With the expected transmittal of the 2024 national expenditure program (NEP) to the House today, a senior lawmaker is calling for a scrutiny of the budgetary outlays for the coconut industry with the end in view of restoring the country as a top coconut exporter.
Camarines Sur Rep. LRay Villafuerte issued the statement amid the coconut industry’s shrinking output, softening global prices, and increasingly extensive damages wrought by pests and climate change.
“An overwhelming majority of our 2.5 million coconut farmers are already living below the poverty threshold, and many more will join them there in the years ahead without any hope of salvation unless we in Congress ensure ample funds for intervention programs to reverse in the long term the economic slump hounding this once sunrise industry,” Villafuerte said.
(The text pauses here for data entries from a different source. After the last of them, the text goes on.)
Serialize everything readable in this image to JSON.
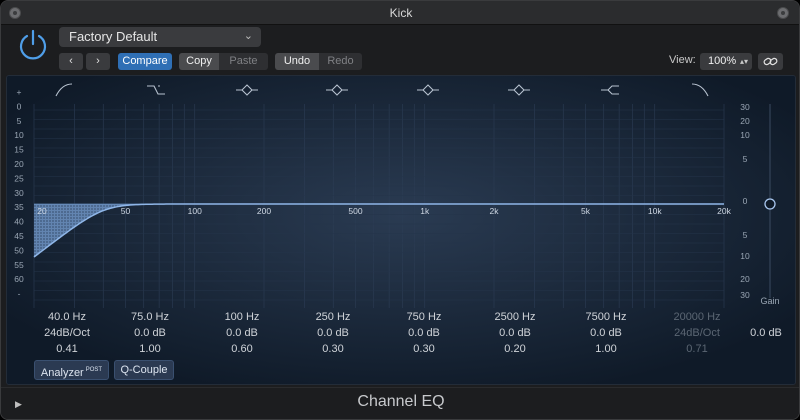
{
  "window": {
    "title": "Kick"
  },
  "header": {
    "preset": "Factory Default",
    "prev_label": "‹",
    "next_label": "›",
    "compare": "Compare",
    "copy": "Copy",
    "paste": "Paste",
    "undo": "Undo",
    "redo": "Redo",
    "view_label": "View:",
    "view_value": "100%"
  },
  "left_scale": [
    "+",
    "0",
    "5",
    "10",
    "15",
    "20",
    "25",
    "30",
    "35",
    "40",
    "45",
    "50",
    "55",
    "60",
    "-"
  ],
  "right_scale": [
    "30",
    "20",
    "10",
    "5",
    "0",
    "5",
    "10",
    "20",
    "30"
  ],
  "freq_labels": [
    "20",
    "50",
    "100",
    "200",
    "500",
    "1k",
    "2k",
    "5k",
    "10k",
    "20k"
  ],
  "band_icons": [
    "low-cut-icon",
    "low-shelf-icon",
    "parametric-icon",
    "parametric-icon",
    "parametric-icon",
    "parametric-icon",
    "high-shelf-icon",
    "high-cut-icon"
  ],
  "bands": [
    {
      "freq": "40.0 Hz",
      "gain": "24dB/Oct",
      "q": "0.41",
      "enabled": true
    },
    {
      "freq": "75.0 Hz",
      "gain": "0.0 dB",
      "q": "1.00",
      "enabled": true
    },
    {
      "freq": "100 Hz",
      "gain": "0.0 dB",
      "q": "0.60",
      "enabled": true
    },
    {
      "freq": "250 Hz",
      "gain": "0.0 dB",
      "q": "0.30",
      "enabled": true
    },
    {
      "freq": "750 Hz",
      "gain": "0.0 dB",
      "q": "0.30",
      "enabled": true
    },
    {
      "freq": "2500 Hz",
      "gain": "0.0 dB",
      "q": "0.20",
      "enabled": true
    },
    {
      "freq": "7500 Hz",
      "gain": "0.0 dB",
      "q": "1.00",
      "enabled": true
    },
    {
      "freq": "20000 Hz",
      "gain": "24dB/Oct",
      "q": "0.71",
      "enabled": false
    }
  ],
  "gain": {
    "label": "Gain",
    "value": "0.0 dB"
  },
  "buttons": {
    "analyzer": "Analyzer",
    "analyzer_badge": "POST",
    "q_couple": "Q-Couple"
  },
  "footer": {
    "plugin_name": "Channel EQ"
  },
  "colors": {
    "accent": "#2f6fb5",
    "curve": "#8fb6e8",
    "panel": "#0f1a28"
  }
}
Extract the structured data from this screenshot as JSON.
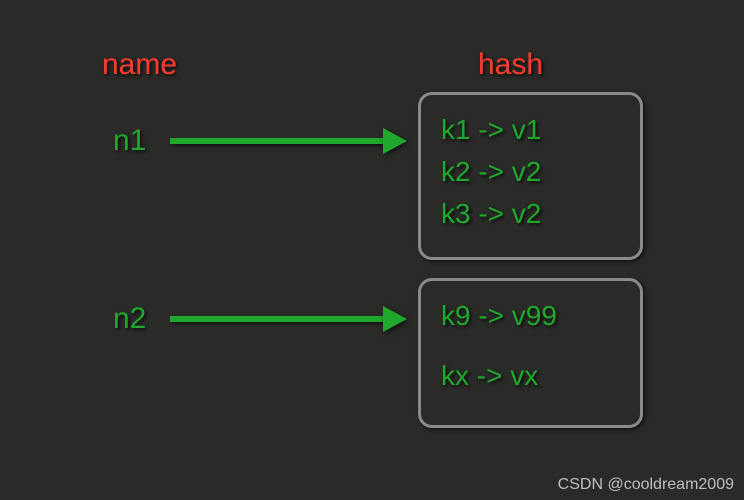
{
  "headers": {
    "name": "name",
    "hash": "hash"
  },
  "names": {
    "n1": "n1",
    "n2": "n2"
  },
  "hash1": {
    "e1": "k1 -> v1",
    "e2": "k2 -> v2",
    "e3": "k3 -> v2"
  },
  "hash2": {
    "e1": "k9 -> v99",
    "e2": "kx -> vx"
  },
  "watermark": "CSDN @cooldream2009",
  "colors": {
    "background": "#2a2a28",
    "header_text": "#ff3b30",
    "data_text": "#1fa82c",
    "box_border": "#8a8a87"
  }
}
“Hence, sustained higher public spending is crucial to finally lift coconut farmers from poverty and revitalize this industry to achieve its true export potentials through such intervention programs as a massive replanting program using high-yielding varieties and modern farming technologies, provision of access to processing facilities and marketing outlets for exports of value-added products, and farmers’ income augmentation via multi-cropping and animal-raising in their lands,” he said.
First on this must-do list, Villafuerte said, is for the government to set aside sufficient funds for an intensive replanting program to replace standing trees, millions of which are already old or senile, below the prime of their productivity, and producing fewer and fewer nuts over the years.
“These farmers cannot rely on coconut production alone to make both ends meet and will have to be assisted by the government with more and better programs that will let them use the wide spaces between their coconut trees for planting other crops and raising animals to generate supplemental income,” he said.
Also, there should be an aggressive government effort to help them process and improve their products, the lawmaker said, “so our farmers can cash in on the ever-growing global trend toward a healthy or ‘green’ lifestyle by way of an aggressive promotion and marketing strategy, with a focus on the medicinal, nutritional, and therapeutic value of our processed coconut products.”
Villafuerte added that this can be achieved through more and better intervention programs designed to facilitate the processing of coconuts into value-added products like virgin coconut oil (VCO), upgrading the quality of such healthier products to world-class standards, and promoting and selling them in overseas markets.
Villafuerte said the Congress and the Executive department need to exert joint efforts in lifting coconut farmers, who make up a sizable part of the farm population, out of poverty, given President Marcos’ goal, as stated in his second State of the Nation Address (SONA), to uplift the plight of every Filipino.
Villafuerte said that in CamSur, for instance, investors are most welcome to partner with local entrepreneurs in the processing and export of high-value coconut products.
During a presidential visit to the province last March, the former governor recalled that President Marcos visited CamSur’s P230 million Sustainable Agriculture and Fishery Enterprises (SAFE) Innovation Hub for the processing and marketing of value-added coconut products for export.
According to separate data from different official sources—the Department of Agriculture (DA) and its attached Philippine Coconut Authority (PCA); the Philippine Council for Agriculture, Aquatic, and Natural Research and Development (PCAARRD); and the Philippine Statistics Authority (PSA), the total area planted to coconut trees is 3.7 million hectares (ha), covering 69 of the country’s 82 provinces and giving the Philippines the distinction of having the world’s largest area devoted to this crop, said Villafuerte.
He added that this total land area, representing a fourth of all our country’s arable lands, is planted with 347 million fruit-bearing coconut trees tilled by 2.5 million farmers as of 2019—of whom 49 percent own their lots and 51 percent are landless tenants—and with a combined production of 14.5 million metric tons (MMT) of nuts.
About 75 percent of our coconut farmers till 2 hectares each or below; 98 percent of our farms are planted to native tall trees with 10 percent senility; and 50 percent of coconut areas are rainfed, without fertilizers, and without pest disease monitoring and control efforts.
Our top coconut-producing areas include the Davao region, Zamboanga Peninsula, Northern Mindanao, and the subregion of Calabarzon (Cavite-Laguna-Batangas-Rizal-Quezon).
As of 2019, about 90 percent of coconut farmers live below the annual poverty threshold of P125,775; a majority of these tillers listed in the National Coconut Farmers Registry are food insecure and without social protection.